Делаю последнее усилие и чувствую слабеет зверек, боль унимается. Вытаскиваю из-под стола бездыханное, пушистое тело с оскаленными белыми в крови зубами и показываю пирующим: «Вот, что я задушил, пока вы кушали почки на сковородке».
Колечки. Звонят. Входит барышня с газетами, дожидается денег. Я быстро одеваюсь, а сон еще не прошел, и кажется мне – про эту барышню снился: пушистая барышня, краса и гордость всего петербургского «саботажа». Бледная, голодная, зубки ровные, острые – вот, вот укусит. (На полях вариант рукой автора: «Звонят… А, это барышня! Да, да, она и второй раз позвонила, первый звонок был, когда я пировал во сне с приятелями и сон воспроизводил звонок ее и ее самое тем пушистым зверьком. Я быстро одеваюсь. Она, краса и гордость нашего саботажа, входит с газетами, бледная, голодная, вот-вот укусит»).

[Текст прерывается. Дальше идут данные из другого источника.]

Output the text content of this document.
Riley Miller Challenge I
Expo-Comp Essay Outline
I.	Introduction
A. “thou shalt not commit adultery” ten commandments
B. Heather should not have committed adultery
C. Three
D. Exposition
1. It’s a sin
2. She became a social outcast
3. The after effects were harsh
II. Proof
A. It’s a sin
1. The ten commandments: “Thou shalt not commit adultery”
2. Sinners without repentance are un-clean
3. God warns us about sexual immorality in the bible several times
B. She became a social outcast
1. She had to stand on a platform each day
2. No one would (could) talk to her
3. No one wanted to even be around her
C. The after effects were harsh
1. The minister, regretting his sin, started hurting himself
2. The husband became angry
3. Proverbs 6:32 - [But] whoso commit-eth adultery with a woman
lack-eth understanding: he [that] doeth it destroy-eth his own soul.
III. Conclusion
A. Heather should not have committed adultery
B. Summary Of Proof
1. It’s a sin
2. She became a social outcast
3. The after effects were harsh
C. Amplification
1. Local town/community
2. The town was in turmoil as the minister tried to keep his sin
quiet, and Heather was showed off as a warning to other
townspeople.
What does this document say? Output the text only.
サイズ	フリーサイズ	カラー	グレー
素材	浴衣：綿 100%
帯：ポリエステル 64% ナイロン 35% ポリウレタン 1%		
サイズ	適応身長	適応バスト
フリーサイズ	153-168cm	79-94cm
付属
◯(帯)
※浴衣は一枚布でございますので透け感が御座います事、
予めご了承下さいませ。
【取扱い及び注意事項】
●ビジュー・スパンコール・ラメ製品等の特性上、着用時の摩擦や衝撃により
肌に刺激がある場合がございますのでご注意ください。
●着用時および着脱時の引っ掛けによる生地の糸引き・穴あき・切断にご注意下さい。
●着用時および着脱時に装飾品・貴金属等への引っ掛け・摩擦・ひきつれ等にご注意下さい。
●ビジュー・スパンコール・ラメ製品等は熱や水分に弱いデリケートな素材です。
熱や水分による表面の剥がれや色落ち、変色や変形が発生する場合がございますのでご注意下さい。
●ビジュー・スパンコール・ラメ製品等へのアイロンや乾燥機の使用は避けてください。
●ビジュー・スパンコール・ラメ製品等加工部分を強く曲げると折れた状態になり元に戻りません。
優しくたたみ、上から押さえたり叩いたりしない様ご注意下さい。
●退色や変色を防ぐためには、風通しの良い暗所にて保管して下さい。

На столе самовар. Я прошу ее вместе со мной чаю напиться.
– Есть, – соблазняю, – сгущенные сливки, есть хлеба немного, и масло великолепное.
Отказалась: голодна, как бывало Урсик наш, и горда.
Но время идет. Я позабыл совершенно свой сон. Саботаж спадает, барышня начала пропускать дни, и газеты иногда приходится покупать самому. Как-то я предложил ей вместе со мной выпить какао.